The anatomy of an opening line

In my post of 2 April, I mentioned the first line of The Bell Jar, by Sylvia Plath, as one of my favorite openings to a novel. Which got me to thinking about why it’s one of my favorites. I wondered if I could explain it, and even quantify it.

Here’s the line again. “It was a queer, sultry summer, the summer they electrocuted the Rosenbergs, and I didn’t know what I was doing in New York.”

Not a particularly long sentence, at just 23 words. And, given that “summer”, “the” and “I” are each repeated, Plath has actually used only 20 different words. So how much do we learn from the use of these 20 words, before we’ve even moved on to the second sentence of the novel?

Firstly, we know the setting, which is New York. Secondly, we know the season, which is the summer. Thirdly, we know the weather, which is sultry. Those are the obvious ones.

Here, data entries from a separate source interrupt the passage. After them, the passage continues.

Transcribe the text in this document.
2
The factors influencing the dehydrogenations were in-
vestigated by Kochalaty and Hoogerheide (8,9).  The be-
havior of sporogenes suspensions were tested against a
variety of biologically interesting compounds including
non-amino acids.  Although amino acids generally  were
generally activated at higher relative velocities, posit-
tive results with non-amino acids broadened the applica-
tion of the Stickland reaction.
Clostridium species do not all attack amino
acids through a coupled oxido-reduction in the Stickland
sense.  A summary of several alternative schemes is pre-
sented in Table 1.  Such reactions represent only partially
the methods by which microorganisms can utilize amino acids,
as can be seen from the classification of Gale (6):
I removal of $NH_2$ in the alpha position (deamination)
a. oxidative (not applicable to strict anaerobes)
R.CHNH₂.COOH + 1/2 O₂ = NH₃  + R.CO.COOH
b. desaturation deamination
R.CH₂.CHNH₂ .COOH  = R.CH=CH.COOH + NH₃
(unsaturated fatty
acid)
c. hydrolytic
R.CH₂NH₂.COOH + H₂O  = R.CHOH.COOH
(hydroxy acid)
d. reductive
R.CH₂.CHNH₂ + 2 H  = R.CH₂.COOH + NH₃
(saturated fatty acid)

But, fourthly, we know the year, or at least we can work it out easily. Julius and Ethel Rosenberg were real-life New Yorkers, convicted of conspiracy to commit espionage (for passing secrets to the Russians) and executed in the electric chair in Ossining, NY, on June 19th 1953. (Of course, cooperating with Russian intelligence agents is today so de rigueur that half the occupants of the White House are doing it, but that’s a different story.) So, whilst Plath doesn’t tell us directly the year in which her story is set, she gives us more than enough evidence to work it out for ourselves.

Fifthly, we know something about the disposition of our first-person protagonist, Esther Greenwood. We don’t, at this point, know that she’s called Esther Greenwood, and we won’t find that out until later. But we do know that she’s suffering from something that you might call dissonance. “I didn’t know what I was doing in New York.” It’s a safe bet, even before reading further, that she knows in a literal sense perfectly well what she’s doing in New York. But, in another sense, she feels out of sorts. She feels that she doesn’t fit.

And we are entitled to come to that conclusion not just because of the last ten words of the sentence, but also because of the use of the word “queer”. And this – if you’re still with me – is the clever part. We know the summer is “sultry”, literally. But the summer is not, in itself, “queer”. It’s the narrator who is feeling “queer”, but ascribes that oddness to the season, rather than to herself. And that’s a feeling that many readers might recognise: when you’re feeling out of sorts, depressed, anxious or lonely, it can feel that the problem is out in the world, in the external circumstances, rather than within yourself.

Am I reading too much into it? Maybe so. But it’s a free country. Well, it was a free country until… Okay, let’s not go there.

But I think it’s at least arguable that we know five solid, distinct things about the setting of the novel by the time we’ve read the first 23 words, an average of only 4.6 words for each lesson learned. And that’s quite a return on your reading investment, an efficiency that quite possibly comes from the fact that Plath was a poet more than she was a novelist.

Most of all, the line does something unquantifiable: it sets a tone, an atmosphere, that pervades the whole book, and makes you want to read more. And that, of course, is the whole point of a great opening line.

Which brings us to the moral of the story: don’t fraternise with the Russians, or they’ll put you in the chair. Or at least they used to, in the good old days.